I
would like to describe about the history of Martin Luther King JR. I
will divide this topic in three main parts. They are his life, his
education and his career.
To begin, Martin Luther King JR was a
Baptist minister and social activist. He was the second child of Martin
Luther King JR. (1899-1984), a pastor, and Alberta Williams King
(1904-1974), a former schoolteacher, was born on January 15,
1929 in Atlanta, Georgia. He married Coretta Scott (1927-2006), a young
singer from Alabama who was studying at the New England Conservatory of
Music, and settled in Montgomery. They have four children: Yolanda
Denis King (1955-2007), Martin Luther King III (born 1957), Dexter Scott
King (born 1961) and Bernice Albertine King (born 1963).
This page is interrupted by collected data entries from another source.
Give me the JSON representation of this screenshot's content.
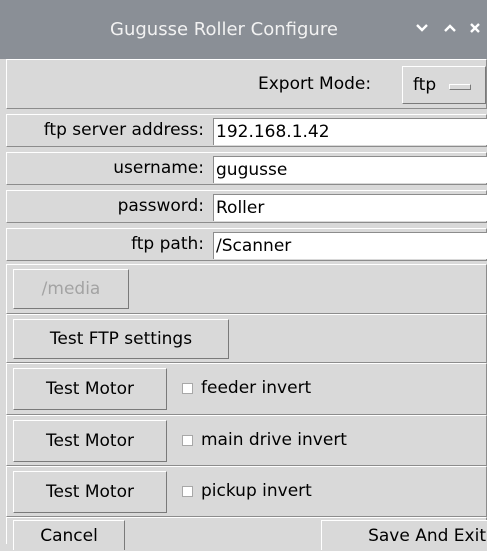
{
  "window": {
    "title": "Gugusse Roller Configure",
    "controls": {
      "minimize": "⌄",
      "maximize": "⌃",
      "close": "×"
    }
  },
  "export_mode": {
    "label": "Export Mode:",
    "value": "ftp",
    "menu_icon": "option-menu-indicator-icon"
  },
  "fields": [
    {
      "label": "ftp server address:",
      "value": "192.168.1.42"
    },
    {
      "label": "username:",
      "value": "gugusse"
    },
    {
      "label": "password:",
      "value": "Roller"
    },
    {
      "label": "ftp path:",
      "value": "/Scanner"
    }
  ],
  "media_button": {
    "label": "/media",
    "enabled": false
  },
  "test_ftp_button": {
    "label": "Test FTP settings"
  },
  "motors": [
    {
      "button": "Test Motor",
      "check_label": "feeder invert",
      "checked": false
    },
    {
      "button": "Test Motor",
      "check_label": "main drive invert",
      "checked": false
    },
    {
      "button": "Test Motor",
      "check_label": "pickup invert",
      "checked": false
    }
  ],
  "footer": {
    "cancel": "Cancel",
    "save": "Save And Exit"
  },
  "colors": {
    "titlebar": "#8a8f96",
    "background": "#d9d9d9",
    "entry": "#ffffff",
    "disabled_text": "#a3a3a3"
  }
}
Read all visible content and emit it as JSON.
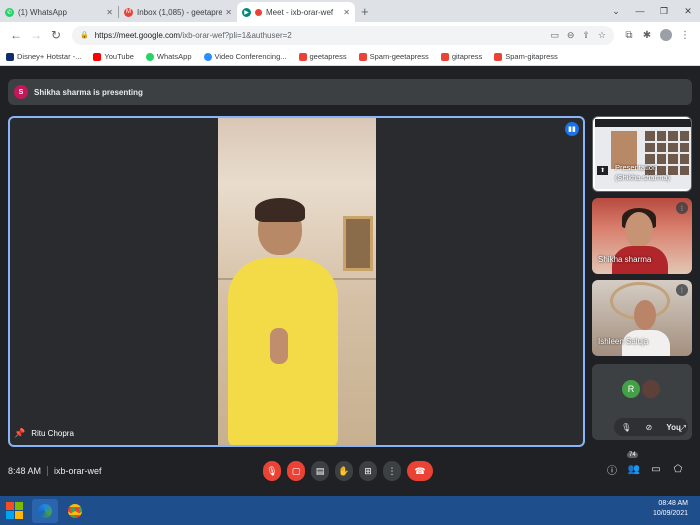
{
  "browser": {
    "tabs": [
      {
        "title": "(1) WhatsApp",
        "favicon": "whatsapp-icon",
        "color": "#25d366",
        "active": false
      },
      {
        "title": "Inbox (1,085) - geetapress@gm...",
        "favicon": "gmail-icon",
        "color": "#ea4335",
        "active": false
      },
      {
        "title": "Meet - ixb-orar-wef",
        "favicon": "meet-icon",
        "color": "#00897b",
        "active": true
      }
    ],
    "new_tab": "+",
    "url_host": "https://meet.google.com",
    "url_path": "/ixb-orar-wef?pli=1&authuser=2"
  },
  "bookmarks": [
    {
      "label": "Disney+ Hotstar -...",
      "color": "#0f2c6b"
    },
    {
      "label": "YouTube",
      "color": "#ff0000"
    },
    {
      "label": "WhatsApp",
      "color": "#25d366"
    },
    {
      "label": "Video Conferencing...",
      "color": "#2d8cff"
    },
    {
      "label": "geetapress",
      "color": "#ea4335"
    },
    {
      "label": "Spam-geetapress",
      "color": "#ea4335"
    },
    {
      "label": "gitapress",
      "color": "#ea4335"
    },
    {
      "label": "Spam-gitapress",
      "color": "#ea4335"
    }
  ],
  "meet": {
    "presenting_initial": "S",
    "presenting_text": "Shikha sharma is presenting",
    "main_speaker": "Ritu Chopra",
    "tiles": {
      "presentation_label_1": "Presentation",
      "presentation_label_2": "(Shikha sharma)",
      "shikha": "Shikha sharma",
      "ishleen": "Ishleen Saluja",
      "self_initial": "R",
      "you": "You"
    },
    "time": "8:48 AM",
    "meeting_code": "ixb-orar-wef",
    "participants_count": "74"
  },
  "taskbar": {
    "time": "08:48 AM",
    "date": "10/09/2021"
  }
}
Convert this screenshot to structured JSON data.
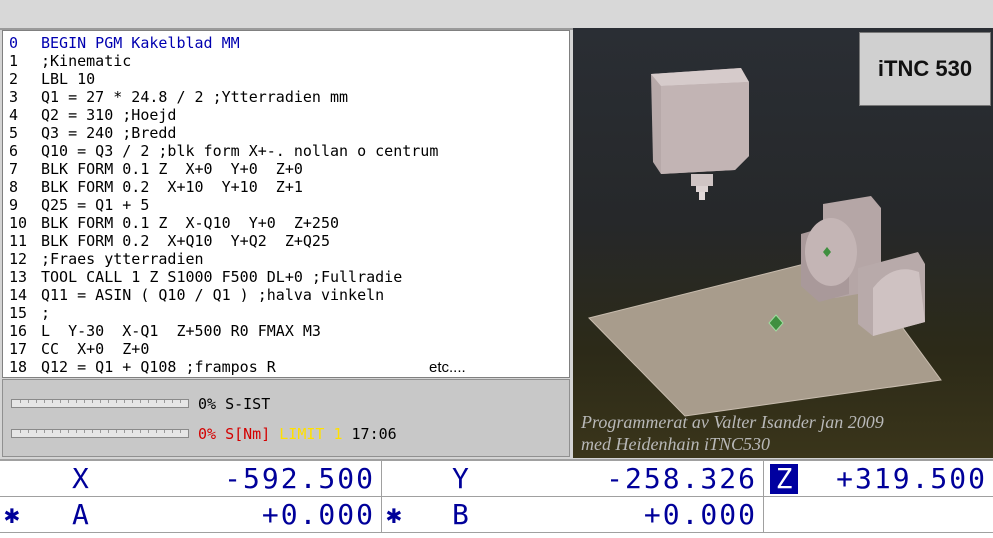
{
  "program": {
    "lines": [
      {
        "num": "0",
        "text": "BEGIN PGM Kakelblad MM"
      },
      {
        "num": "1",
        "text": ";Kinematic"
      },
      {
        "num": "2",
        "text": "LBL 10"
      },
      {
        "num": "3",
        "text": "Q1 = 27 * 24.8 / 2 ;Ytterradien mm"
      },
      {
        "num": "4",
        "text": "Q2 = 310 ;Hoejd"
      },
      {
        "num": "5",
        "text": "Q3 = 240 ;Bredd"
      },
      {
        "num": "6",
        "text": "Q10 = Q3 / 2 ;blk form X+-. nollan o centrum"
      },
      {
        "num": "7",
        "text": "BLK FORM 0.1 Z  X+0  Y+0  Z+0"
      },
      {
        "num": "8",
        "text": "BLK FORM 0.2  X+10  Y+10  Z+1"
      },
      {
        "num": "9",
        "text": "Q25 = Q1 + 5"
      },
      {
        "num": "10",
        "text": "BLK FORM 0.1 Z  X-Q10  Y+0  Z+250"
      },
      {
        "num": "11",
        "text": "BLK FORM 0.2  X+Q10  Y+Q2  Z+Q25"
      },
      {
        "num": "12",
        "text": ";Fraes ytterradien"
      },
      {
        "num": "13",
        "text": "TOOL CALL 1 Z S1000 F500 DL+0 ;Fullradie"
      },
      {
        "num": "14",
        "text": "Q11 = ASIN ( Q10 / Q1 ) ;halva vinkeln"
      },
      {
        "num": "15",
        "text": ";"
      },
      {
        "num": "16",
        "text": "L  Y-30  X-Q1  Z+500 R0 FMAX M3"
      },
      {
        "num": "17",
        "text": "CC  X+0  Z+0"
      },
      {
        "num": "18",
        "text": "Q12 = Q1 + Q108 ;frampos R"
      }
    ],
    "etc": "etc...."
  },
  "status": {
    "s_ist_pct": "0%",
    "s_ist_label": "S-IST",
    "s_nm_pct": "0%",
    "s_nm_label": "S[Nm]",
    "limit_label": "LIMIT",
    "limit_value": "1",
    "time": "17:06"
  },
  "view": {
    "brand": "iTNC 530",
    "credit_line1": "Programmerat av Valter Isander jan 2009",
    "credit_line2": "med Heidenhain iTNC530"
  },
  "positions": {
    "x_label": "X",
    "x_value": "-592.500",
    "y_label": "Y",
    "y_value": "-258.326",
    "z_label": "Z",
    "z_value": "+319.500",
    "a_label": "A",
    "a_value": "+0.000",
    "b_label": "B",
    "b_value": "+0.000",
    "star_symbol": "✱"
  },
  "colors": {
    "program_first_line": "#0000b0",
    "position_text": "#00009a",
    "selected_axis_bg": "#0000a0",
    "warning_red": "#d40000",
    "limit_yellow": "#ffe000"
  }
}
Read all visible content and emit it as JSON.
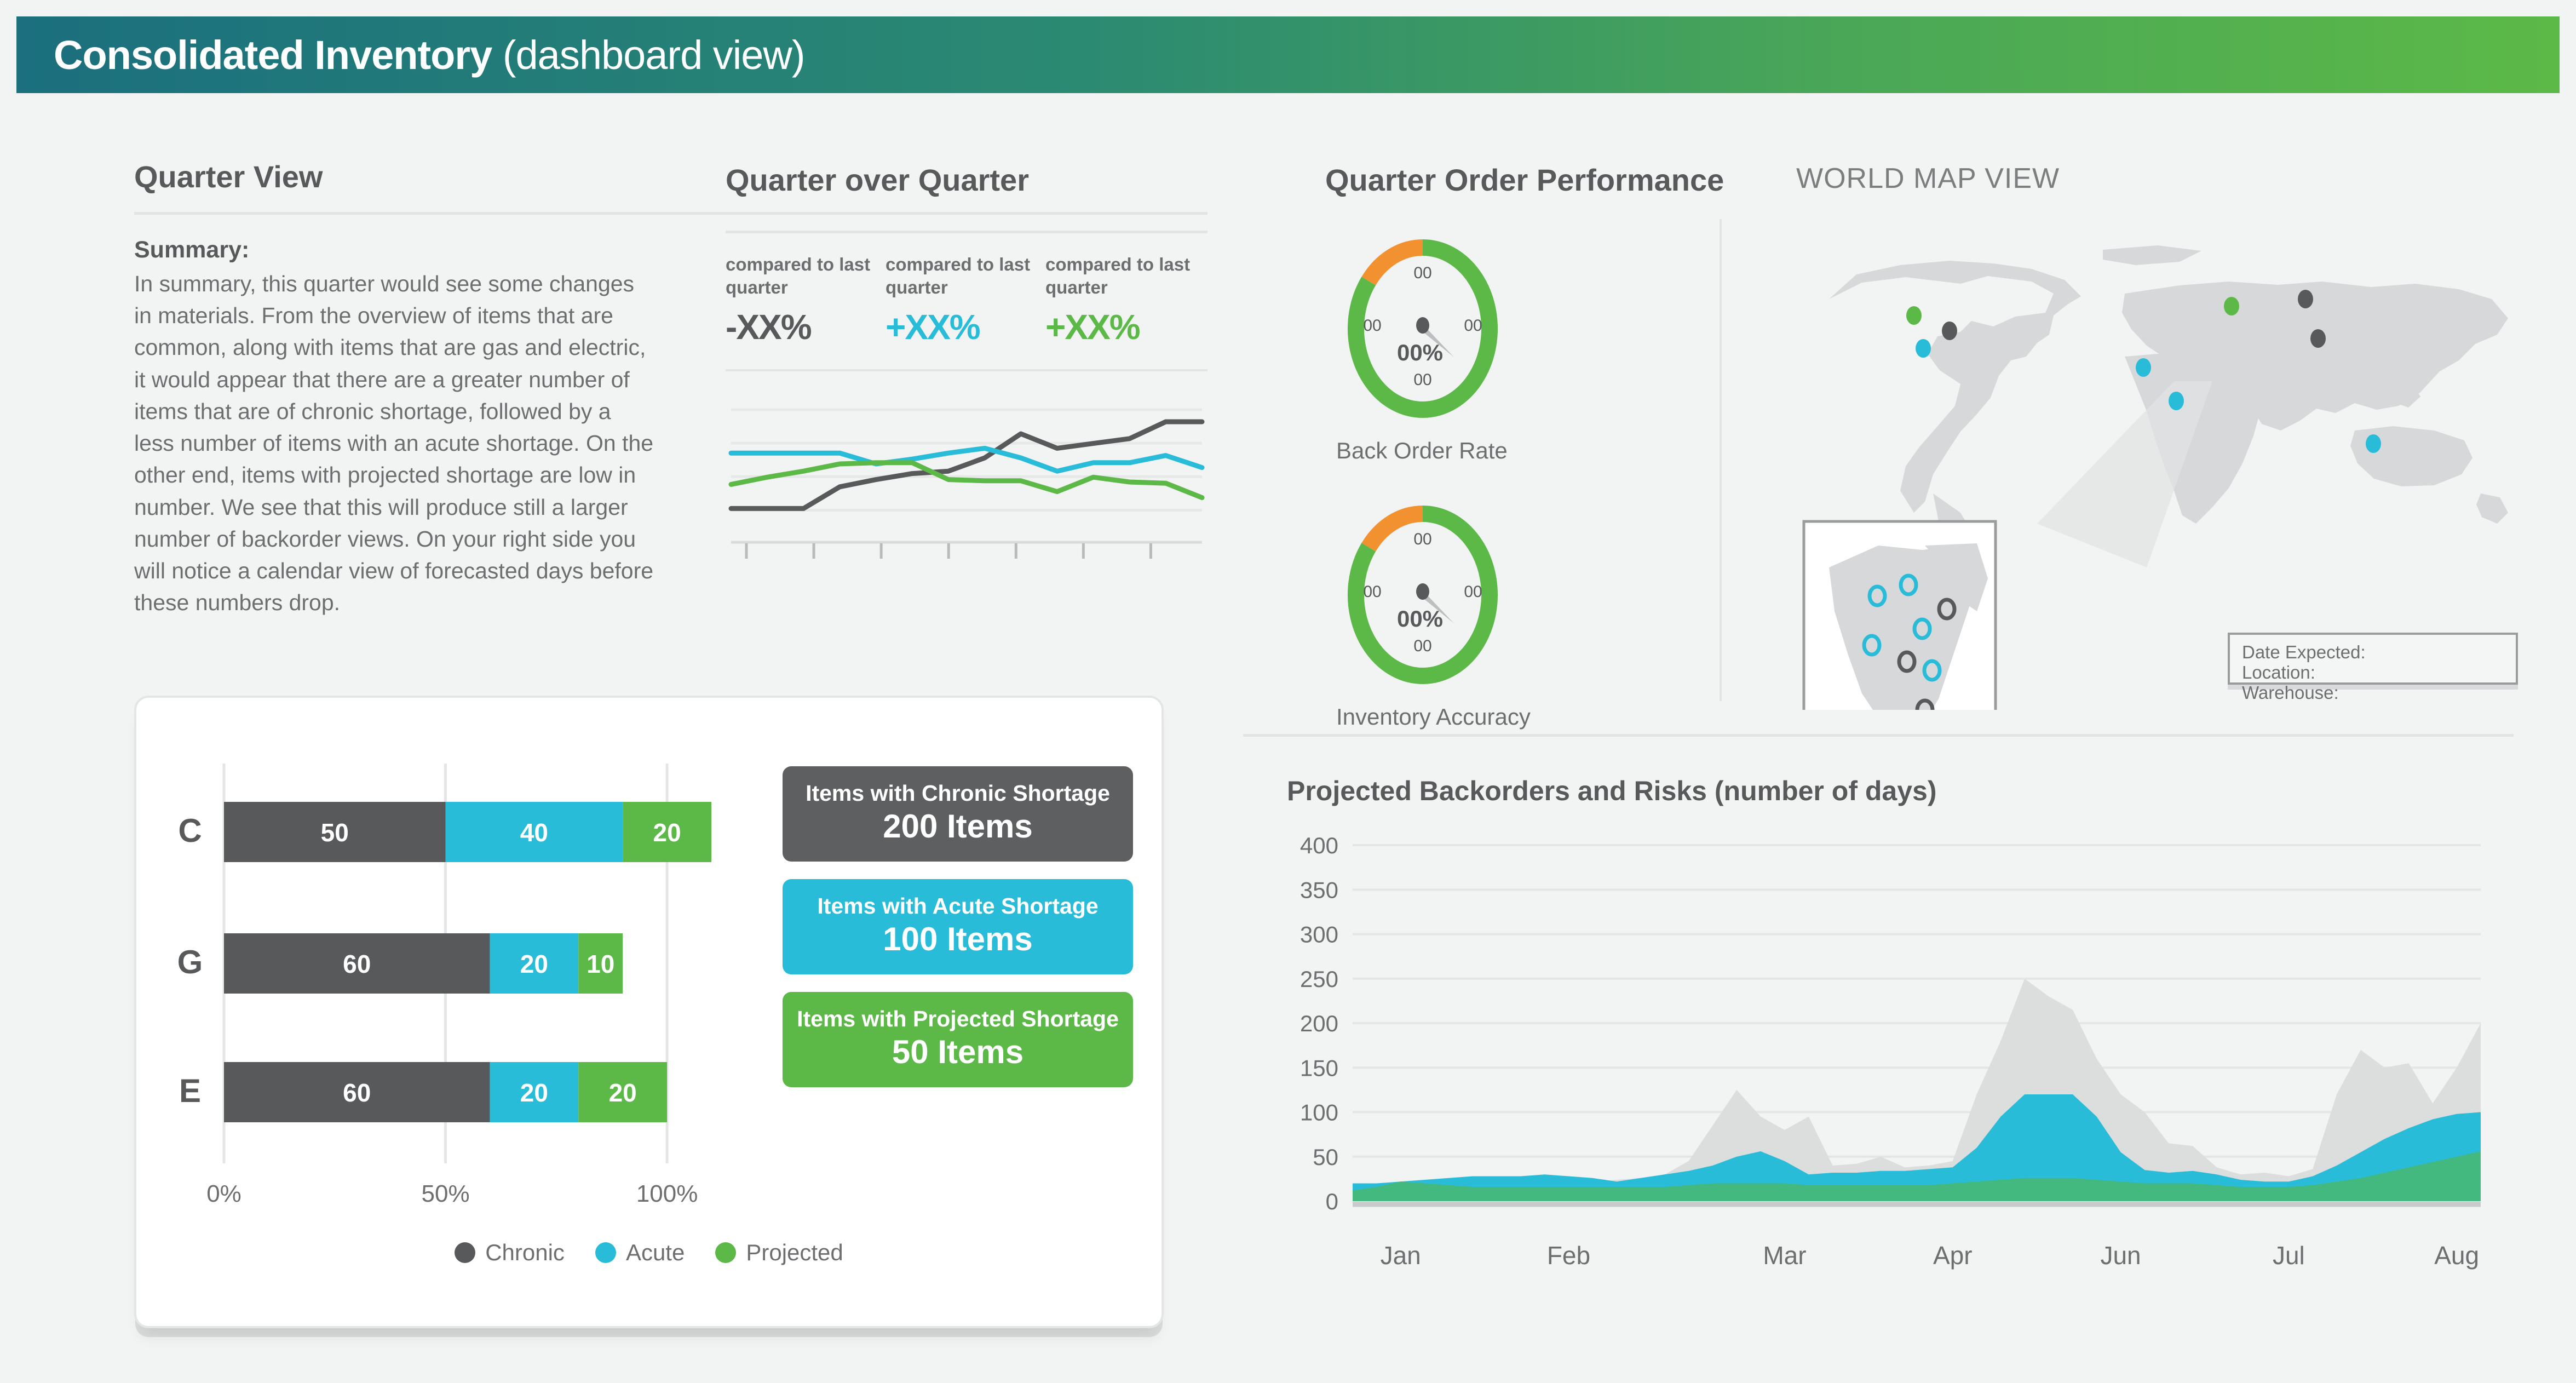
{
  "header": {
    "title_bold": "Consolidated Inventory",
    "title_light": " (dashboard view)",
    "gradient_from": "#1b6f7e",
    "gradient_to": "#5cb947"
  },
  "quarter_view": {
    "title": "Quarter View",
    "summary_heading": "Summary:",
    "summary_body": "In summary, this quarter would see some changes in materials. From the overview of items that are common, along with items that are gas and electric, it would appear that there are a greater number of items that are of chronic shortage, followed by a less number of items with an acute shortage. On the other end, items with projected shortage are low in number. We see that this will produce still a larger number of backorder views. On your right side you will notice a calendar view of forecasted days before these numbers drop."
  },
  "quarter_over_quarter": {
    "title": "Quarter over Quarter",
    "kpis": [
      {
        "label": "compared to last quarter",
        "value": "-XX%",
        "color": "#58595b"
      },
      {
        "label": "compared to last quarter",
        "value": "+XX%",
        "color": "#29bcd8"
      },
      {
        "label": "compared to last quarter",
        "value": "+XX%",
        "color": "#5cb947"
      }
    ],
    "sparkline": {
      "type": "line",
      "title": "",
      "grid": true,
      "xlabel": "",
      "ylabel": "",
      "ylim": [
        0,
        100
      ],
      "x": [
        0,
        1,
        2,
        3,
        4,
        5,
        6,
        7,
        8,
        9,
        10,
        11,
        12,
        13
      ],
      "series": [
        {
          "name": "Chronic",
          "color": "#58595b",
          "values": [
            18,
            18,
            18,
            36,
            42,
            47,
            49,
            60,
            80,
            68,
            72,
            76,
            90,
            90
          ]
        },
        {
          "name": "Acute",
          "color": "#29bcd8",
          "values": [
            64,
            64,
            64,
            64,
            55,
            59,
            64,
            68,
            60,
            49,
            56,
            56,
            62,
            52
          ]
        },
        {
          "name": "Projected",
          "color": "#5cb947",
          "values": [
            38,
            44,
            49,
            55,
            56,
            56,
            42,
            41,
            41,
            32,
            44,
            40,
            39,
            27
          ]
        }
      ]
    }
  },
  "quarter_order_performance": {
    "title": "Quarter Order Performance",
    "gauges": [
      {
        "label": "Back Order Rate",
        "center_value": "00%",
        "ticks": [
          "00",
          "00",
          "00",
          "00"
        ],
        "green_pct": 85,
        "orange_pct": 15,
        "green_color": "#5cb947",
        "orange_color": "#f2912f"
      },
      {
        "label": "Inventory Accuracy",
        "center_value": "00%",
        "ticks": [
          "00",
          "00",
          "00",
          "00"
        ],
        "green_pct": 85,
        "orange_pct": 15,
        "green_color": "#5cb947",
        "orange_color": "#f2912f"
      }
    ]
  },
  "world_map": {
    "title": "WORLD MAP VIEW",
    "info_box": {
      "line1": "Date Expected:",
      "line2": "Location:",
      "line3": "Warehouse:"
    },
    "markers": [
      {
        "x": 215,
        "y": 180,
        "color": "#5cb947"
      },
      {
        "x": 280,
        "y": 208,
        "color": "#58595b"
      },
      {
        "x": 232,
        "y": 240,
        "color": "#29bcd8"
      },
      {
        "x": 795,
        "y": 163,
        "color": "#5cb947"
      },
      {
        "x": 930,
        "y": 150,
        "color": "#58595b"
      },
      {
        "x": 953,
        "y": 222,
        "color": "#58595b"
      },
      {
        "x": 634,
        "y": 275,
        "color": "#29bcd8"
      },
      {
        "x": 694,
        "y": 336,
        "color": "#29bcd8"
      },
      {
        "x": 1054,
        "y": 414,
        "color": "#29bcd8"
      }
    ],
    "inset_markers": [
      {
        "x": 118,
        "y": 92,
        "color": "#29bcd8"
      },
      {
        "x": 175,
        "y": 72,
        "color": "#29bcd8"
      },
      {
        "x": 245,
        "y": 116,
        "color": "#58595b"
      },
      {
        "x": 200,
        "y": 152,
        "color": "#29bcd8"
      },
      {
        "x": 108,
        "y": 182,
        "color": "#29bcd8"
      },
      {
        "x": 172,
        "y": 212,
        "color": "#58595b"
      },
      {
        "x": 218,
        "y": 228,
        "color": "#29bcd8"
      },
      {
        "x": 205,
        "y": 300,
        "color": "#58595b"
      }
    ]
  },
  "shortage_panel": {
    "chart_data": {
      "type": "bar",
      "orientation": "horizontal",
      "stacked": true,
      "title": "",
      "xlabel": "",
      "ylabel": "",
      "categories": [
        "C",
        "G",
        "E"
      ],
      "xticks": [
        "0%",
        "50%",
        "100%"
      ],
      "xlim": [
        0,
        110
      ],
      "series": [
        {
          "name": "Chronic",
          "color": "#58595b",
          "values": [
            50,
            60,
            60
          ]
        },
        {
          "name": "Acute",
          "color": "#29bcd8",
          "values": [
            40,
            20,
            20
          ]
        },
        {
          "name": "Projected",
          "color": "#5cb947",
          "values": [
            20,
            10,
            20
          ]
        }
      ]
    },
    "cards": [
      {
        "title": "Items with Chronic Shortage",
        "value": "200 Items",
        "color": "#5d5f61"
      },
      {
        "title": "Items with Acute Shortage",
        "value": "100 Items",
        "color": "#29bcd8"
      },
      {
        "title": "Items with Projected Shortage",
        "value": "50 Items",
        "color": "#5cb947"
      }
    ],
    "legend": [
      {
        "label": "Chronic",
        "color": "#58595b"
      },
      {
        "label": "Acute",
        "color": "#29bcd8"
      },
      {
        "label": "Projected",
        "color": "#5cb947"
      }
    ]
  },
  "backorders": {
    "chart_data": {
      "type": "area",
      "stacked": false,
      "title": "Projected Backorders and Risks (number of days)",
      "xlabel": "",
      "ylabel": "",
      "ylim": [
        0,
        400
      ],
      "yticks": [
        0,
        50,
        100,
        150,
        200,
        250,
        300,
        350,
        400
      ],
      "grid": true,
      "month_labels": [
        "Jan",
        "Feb",
        "Mar",
        "Apr",
        "Jun",
        "Jul",
        "Aug"
      ],
      "month_positions": [
        2,
        9,
        18,
        25,
        32,
        39,
        46
      ],
      "x": [
        0,
        1,
        2,
        3,
        4,
        5,
        6,
        7,
        8,
        9,
        10,
        11,
        12,
        13,
        14,
        15,
        16,
        17,
        18,
        19,
        20,
        21,
        22,
        23,
        24,
        25,
        26,
        27,
        28,
        29,
        30,
        31,
        32,
        33,
        34,
        35,
        36,
        37,
        38,
        39,
        40,
        41,
        42,
        43,
        44,
        45,
        46,
        47
      ],
      "series": [
        {
          "name": "Risk",
          "color": "#dcdddd",
          "values": [
            18,
            20,
            22,
            22,
            22,
            24,
            26,
            28,
            28,
            22,
            22,
            24,
            26,
            30,
            45,
            85,
            125,
            95,
            80,
            95,
            40,
            42,
            50,
            38,
            40,
            45,
            120,
            180,
            250,
            230,
            215,
            160,
            120,
            100,
            65,
            62,
            38,
            30,
            32,
            28,
            36,
            120,
            170,
            150,
            155,
            110,
            150,
            200
          ]
        },
        {
          "name": "Acute",
          "color": "#29bcd8",
          "values": [
            20,
            20,
            22,
            24,
            26,
            28,
            28,
            28,
            30,
            28,
            26,
            22,
            26,
            30,
            34,
            40,
            50,
            56,
            45,
            30,
            32,
            32,
            34,
            34,
            36,
            38,
            60,
            95,
            120,
            120,
            120,
            95,
            55,
            35,
            32,
            34,
            30,
            24,
            22,
            22,
            28,
            40,
            55,
            70,
            82,
            92,
            98,
            100
          ]
        },
        {
          "name": "Projected",
          "color": "#43b97f",
          "values": [
            12,
            16,
            22,
            20,
            18,
            16,
            16,
            16,
            16,
            16,
            16,
            16,
            16,
            16,
            18,
            20,
            20,
            20,
            20,
            18,
            18,
            18,
            18,
            18,
            18,
            20,
            22,
            24,
            26,
            26,
            26,
            24,
            22,
            20,
            20,
            20,
            18,
            16,
            16,
            16,
            18,
            22,
            26,
            32,
            38,
            44,
            50,
            56
          ]
        }
      ]
    }
  }
}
Martin is a good student. He attended segregated public school, and he
admitted to Morehouse College where he studied medicine and law. After
graduating in 1948, he entered Crozer Theological Seminary in
Pennsylvania, where he earned of Divinity degree, won a prestigious
fellowship and was elected president of his predominantly white senior
class. In addition, King enrolled in a graduate program at Boston
University. In 1953, He was completing his coursework, and he earning a
doctorate in systematic theological two years later.
Martin was
driving force behind watershed events such as Montgomery Bus Boycott
and the March on Washington. He became the epicenter of the burgeoning
struggle for civil right in America. He was a protest’s leader and
official spokesman for Rosa Park (1913-2005), a secretary of the local
National Association for the Advancement of Colored people chapter, who
arrested because she refused to give up her seat to a white passenger on
a Montgomery bus. Because of Martin’s struggling, so the Supreme Court
ruled segregated seating on public buses unconstitutional in November
1956. Unfortunately, He Martin was fatally shot by James Earl Ray
(1928-1998) while standing on the balcony of a motel in Memphis on the
evening of April 4, 1968.
All in all, Martin Luther King JR
played a key role in the American civil rights movement, and he sought
equality for African Americans, the economically disadvantaged and
victims of injustice through peaceful protest.